Im Moment sitze ich «in Quarantäne» in unserem Garten. Heute geht es mir gut, gestern hatte ich Krise. Ein feiner Wind weht durch den Garten und es schneit rosa Blüten von unserem japanischen Kirschbaum, den mir mein Vater vor 20 Jahren in einem Topf als Geschenk mitgebracht hat. Jetzt ist der Baum etwa 20 mal so gross und muss immer wieder geschnitten werden.
Ich mag die Farbe Rosa. Sie tut mir im Moment gut. Aus Neugier google ich was die Farbe Rosa bedeutet. Ich lese: «Das Weiss mildert die Eigenschaften des Rot: Rot ist Leidenschaft. Rosa ist Zärtlichkeit. Rot ist Energie. Rosa ist Sinnlichkeit. Rosa ist sanft, wirkt schützend und drückt Ordnung aus. Die Farbe Rosa wird bei körperlichen und seelischen Schocks eingesetzt, da sie Sicherheit vermittelt».
Die rosa Blüten wirbeln immer noch um mich herum und ich muss an meinen Vater denken. Er hat sozusagen für die rosa Blüten vorgesorgt, damit sie (wenn er schön längst nicht mehr lebt) mich aus einem Schockzustand befreien können. Mein Vater war der grösste Romantiker, den man sich vorstellen kann. Wollt ihr mal hören wie sich mein Vater und meine Mutter kennengelernt haben?
Im Frühling 1955 kannten sich die beiden noch nicht und hatten beide vor kurzem eine neue Stelle in Zürich angetreten. Mein Vater war Buchhalter und meine Mutter war Sekretärin. Sie haben sich aber nicht praktischerweise am Arbeitsplatz kennengelernt wie Christian und ich, sondern im Glockenhof Zürich, wo sie sich ein bescheidenes Mittagessen «ein Stück Apfelwähe» gegönnt haben. Sie sassen nicht am selben Tisch, mindestens 2 m Abstand, als mein Vater auf die wunderschöne junge Frau aufmerksam wurde. Er las die Zeitung und hat sich krampfhaft überlegt wie er ins Gespräch kommen könne. Er hat sie dann angesprochen, ob sie wisse wo der Vortrag von Pfarrer Niemöller (Pfarrer im deutschen Widerstand) stattfinde. Sie wusste es und er fragte dann einfach, ob sie nicht auch mitkommen wolle und sie wollte. Von da an haben sie wohl jede freie Minute zusammenverbracht. Allerdings hatten sie beide nur ein Zimmer mit äusserst strenger Aufsicht. Unter keinen Umständen war Herren- oder Damenbesuch gestattet. Also haben die beiden jeden schönen Ort in ganz Zürich kennengelernt, waren an Konzerten, Vorträgen, im Kino, in Museen und an Festen. Diesen Zauber habe ich sogar als Kind noch mitbekommen, als wir von Wettingen immer wieder nach Zürich gefahren sind und diese besonderen Orte abgeklappert haben. Sie haben sich Liebesbriefe geschrieben und mein Vater hat auch später noch weitergeschrieben, als längst Alltag eingekehrt war. Oft sah ich einen Liebesbrief für meine Mutter auf dem Frühstückstisch. Meine Mutter hat auch zeitlebens am 1. Mai ein Strauss Maierisli (Maiglöckchen) bekommen wie am 1. Mai 1955.

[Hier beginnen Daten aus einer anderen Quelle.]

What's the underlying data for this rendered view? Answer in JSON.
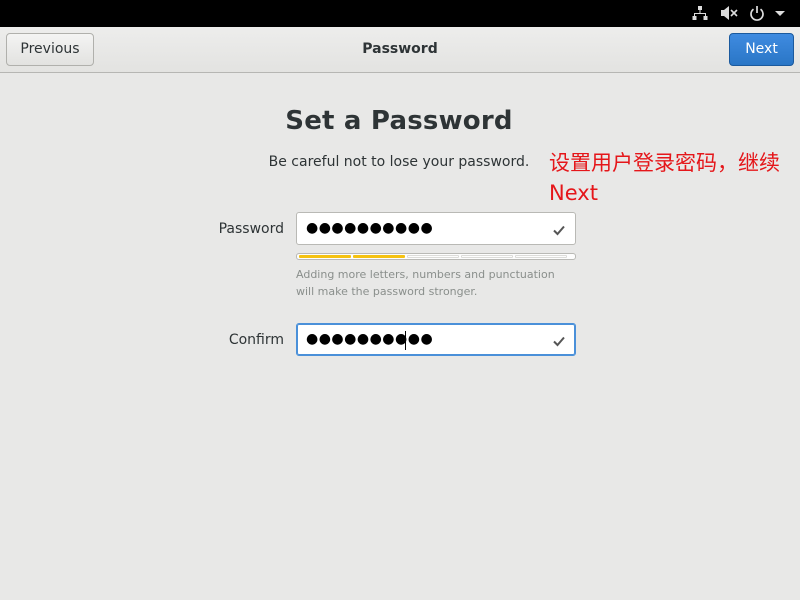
{
  "system_bar": {
    "icons": [
      "network-icon",
      "volume-muted-icon",
      "power-icon",
      "dropdown-arrow-icon"
    ]
  },
  "header": {
    "previous_label": "Previous",
    "title": "Password",
    "next_label": "Next"
  },
  "main": {
    "title": "Set a Password",
    "subtitle": "Be careful not to lose your password.",
    "annotation_line1": "设置用户登录密码，继续",
    "annotation_line2": "Next",
    "password": {
      "label": "Password",
      "masked_value": "●●●●●●●●●●",
      "valid_icon": "checkmark-icon",
      "strength_level": 0.4,
      "strength_segments": 5,
      "strength_color": "#f5c211",
      "hint": "Adding more letters, numbers and punctuation will make the password stronger."
    },
    "confirm": {
      "label": "Confirm",
      "masked_value": "●●●●●●●●●●",
      "valid_icon": "checkmark-icon"
    }
  },
  "colors": {
    "accent": "#2a76c6",
    "annotation": "#e5161a",
    "focus": "#4a90d9"
  }
}
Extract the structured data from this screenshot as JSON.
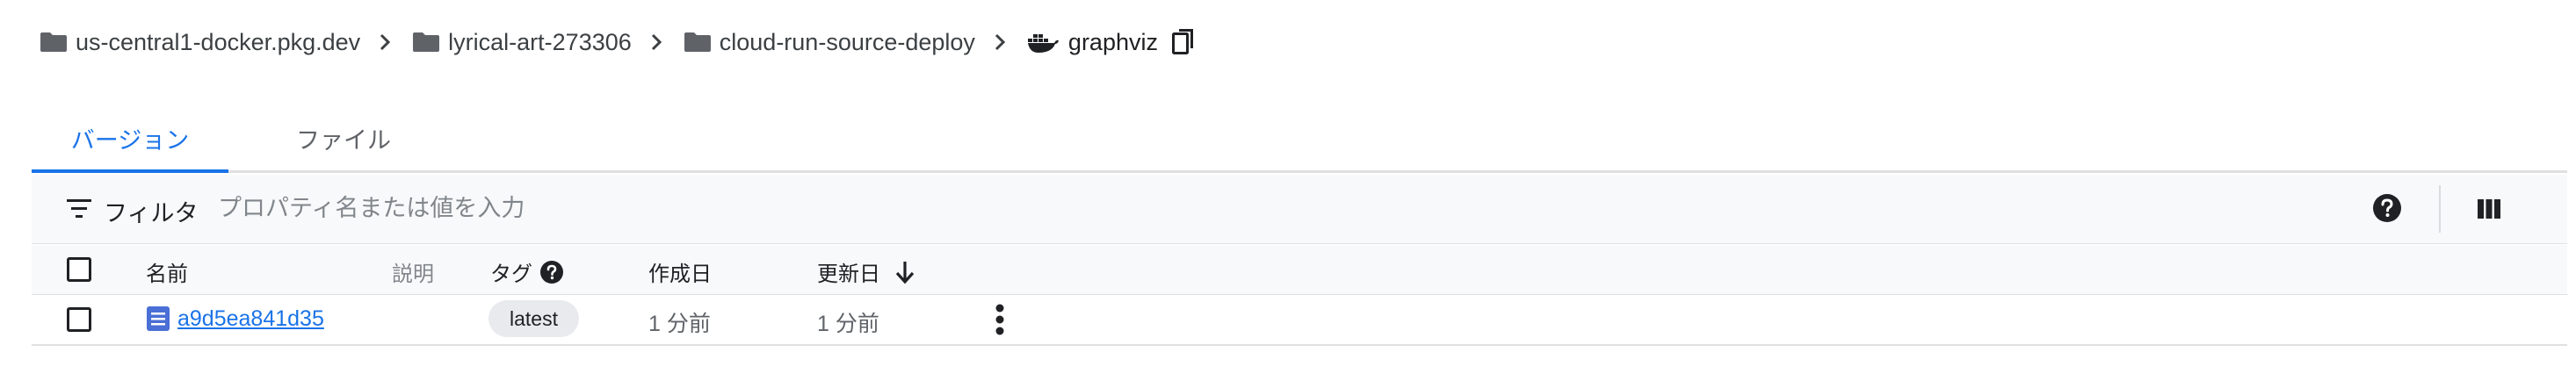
{
  "breadcrumb": {
    "items": [
      {
        "label": "us-central1-docker.pkg.dev",
        "icon": "folder-icon"
      },
      {
        "label": "lyrical-art-273306",
        "icon": "folder-icon"
      },
      {
        "label": "cloud-run-source-deploy",
        "icon": "folder-icon"
      },
      {
        "label": "graphviz",
        "icon": "docker-icon"
      }
    ],
    "copy_icon": "copy-icon"
  },
  "tabs": [
    {
      "label": "バージョン",
      "active": true
    },
    {
      "label": "ファイル",
      "active": false
    }
  ],
  "filter": {
    "label": "フィルタ",
    "placeholder": "プロパティ名または値を入力",
    "value": ""
  },
  "table": {
    "columns": {
      "name": "名前",
      "description": "説明",
      "tags": "タグ",
      "created": "作成日",
      "updated": "更新日"
    },
    "rows": [
      {
        "name": "a9d5ea841d35",
        "description": "",
        "tag": "latest",
        "created": "1 分前",
        "updated": "1 分前"
      }
    ]
  },
  "colors": {
    "accent": "#1a73e8",
    "text": "#202124",
    "muted": "#80868b",
    "header_bg": "#f8f9fa",
    "chip_bg": "#e8eaed"
  }
}
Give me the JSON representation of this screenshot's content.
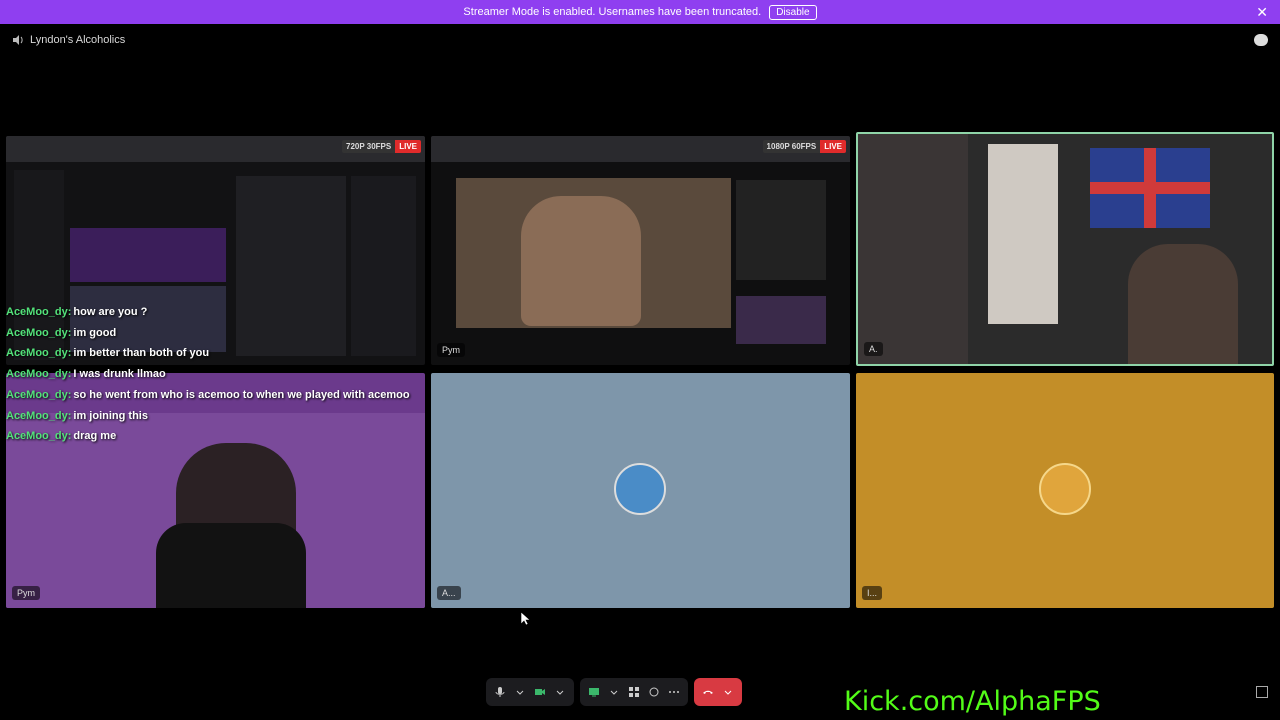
{
  "banner": {
    "text": "Streamer Mode is enabled. Usernames have been truncated.",
    "button": "Disable",
    "close": "✕"
  },
  "channel": {
    "name": "Lyndon's Alcoholics"
  },
  "tiles": [
    {
      "id": "tile-stream-1",
      "quality": "720P 30FPS",
      "live": "LIVE"
    },
    {
      "id": "tile-stream-2",
      "quality": "1080P 60FPS",
      "live": "LIVE",
      "name": "Pym"
    },
    {
      "id": "tile-cam-3",
      "name": "A."
    },
    {
      "id": "tile-cam-pym",
      "name": "Pym"
    },
    {
      "id": "tile-avatar-a",
      "name": "A...",
      "bg": "#7e96aa"
    },
    {
      "id": "tile-avatar-i",
      "name": "I...",
      "bg": "#c38e28"
    }
  ],
  "chat": [
    {
      "user": "AceMoo_dy:",
      "msg": "how are you ?"
    },
    {
      "user": "AceMoo_dy:",
      "msg": "im good"
    },
    {
      "user": "AceMoo_dy:",
      "msg": "im better than both of you"
    },
    {
      "user": "AceMoo_dy:",
      "msg": "I was drunk llmao"
    },
    {
      "user": "AceMoo_dy:",
      "msg": "so he went from who is acemoo to when we played with acemoo"
    },
    {
      "user": "AceMoo_dy:",
      "msg": "im joining this"
    },
    {
      "user": "AceMoo_dy:",
      "msg": "drag me"
    }
  ],
  "overlay": {
    "kick_url": "Kick.com/AlphaFPS"
  },
  "colors": {
    "accent": "#8f3ff0",
    "chat_user": "#53e27a",
    "kick_green": "#53fc18",
    "leave": "#d83a42",
    "tile_border": "#8fd4a8"
  }
}
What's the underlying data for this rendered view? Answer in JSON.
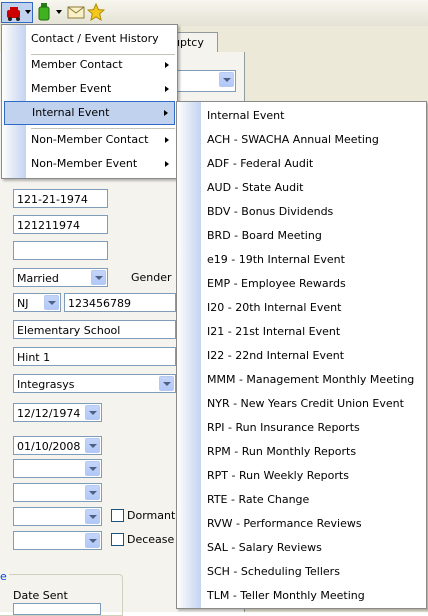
{
  "toolbar": {
    "icons": [
      "red-flag-icon",
      "green-bottle-icon",
      "envelope-icon",
      "star-icon"
    ]
  },
  "background": {
    "tab_label": "uptcy",
    "ssn_text": "121-21-1974",
    "id_text": "121211974",
    "empty_field": "",
    "marital_status": "Married",
    "gender_label": "Gender",
    "state": "NJ",
    "license_number": "123456789",
    "education": "Elementary School",
    "hint": "Hint 1",
    "company": "Integrasys",
    "birth_date": "12/12/1974",
    "join_date": "01/10/2008",
    "dormant_label": "Dormant",
    "deceased_label": "Decease",
    "group_title_fragment": "e",
    "date_sent_label": "Date Sent"
  },
  "context_menu": {
    "items": [
      {
        "label": "Contact / Event History",
        "has_submenu": false
      },
      {
        "label": "Member Contact",
        "has_submenu": true
      },
      {
        "label": "Member Event",
        "has_submenu": true
      },
      {
        "label": "Internal Event",
        "has_submenu": true,
        "highlighted": true
      },
      {
        "label": "Non-Member Contact",
        "has_submenu": true
      },
      {
        "label": "Non-Member Event",
        "has_submenu": true
      }
    ]
  },
  "submenu": {
    "items": [
      "Internal Event",
      "ACH - SWACHA Annual Meeting",
      "ADF - Federal Audit",
      "AUD - State Audit",
      "BDV - Bonus Dividends",
      "BRD - Board Meeting",
      "e19 - 19th Internal Event",
      "EMP - Employee Rewards",
      "I20 - 20th Internal Event",
      "I21 - 21st Internal Event",
      "I22 - 22nd Internal Event",
      "MMM - Management Monthly Meeting",
      "NYR - New Years Credit Union Event",
      "RPI - Run Insurance Reports",
      "RPM - Run Monthly Reports",
      "RPT - Run Weekly Reports",
      "RTE - Rate Change",
      "RVW - Performance Reviews",
      "SAL - Salary Reviews",
      "SCH - Scheduling Tellers",
      "TLM - Teller Monthly Meeting"
    ]
  },
  "colors": {
    "highlight_bg": "#c1d2ee",
    "highlight_border": "#316ac5",
    "menu_strip": "#c4d3f2",
    "group_title": "#0046d5"
  }
}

Heute früh habe ich gesehen, dass die Maierisli auch schon aus dem Boden kommen. Als Überbrückung schaue ich den Radiesli ein wenig beim Wachsen zu. Ich freue mich schon, wenn ich herzhaft in die rosa Knollen beissen kann und es so schön knackt. Das ist die aggressivere Variante der Farbe Rosa.
Linard Bardill sagt immer, dass nur Liebesgeschichten die Welt heilen können. Er singt selber auch viele Liebeslieder. Ja vielleicht sollten wir alle im Moment vor allem Liebesgeschichten lesen. Bitte schreibt mir doch, welche Liebesgeschichten ihr empfehlen könnt. Ich finde die Liebesgeschichten von Alex Capus ganz super, zum Beispiel Königskinder oder Leon und Louise. Die erste Liebesgeschichte, die ich als Teenager gelesen habe, war «Der rote Seidenschal» von Federica De Cesco. Ich war einfach hin und weg.
Ich wünsche euch auch in dieser schwierigen Zeit ein buntes Leben mit vielen verschiedenen Farben. Passt auf euch auf und seid sanft mit euch!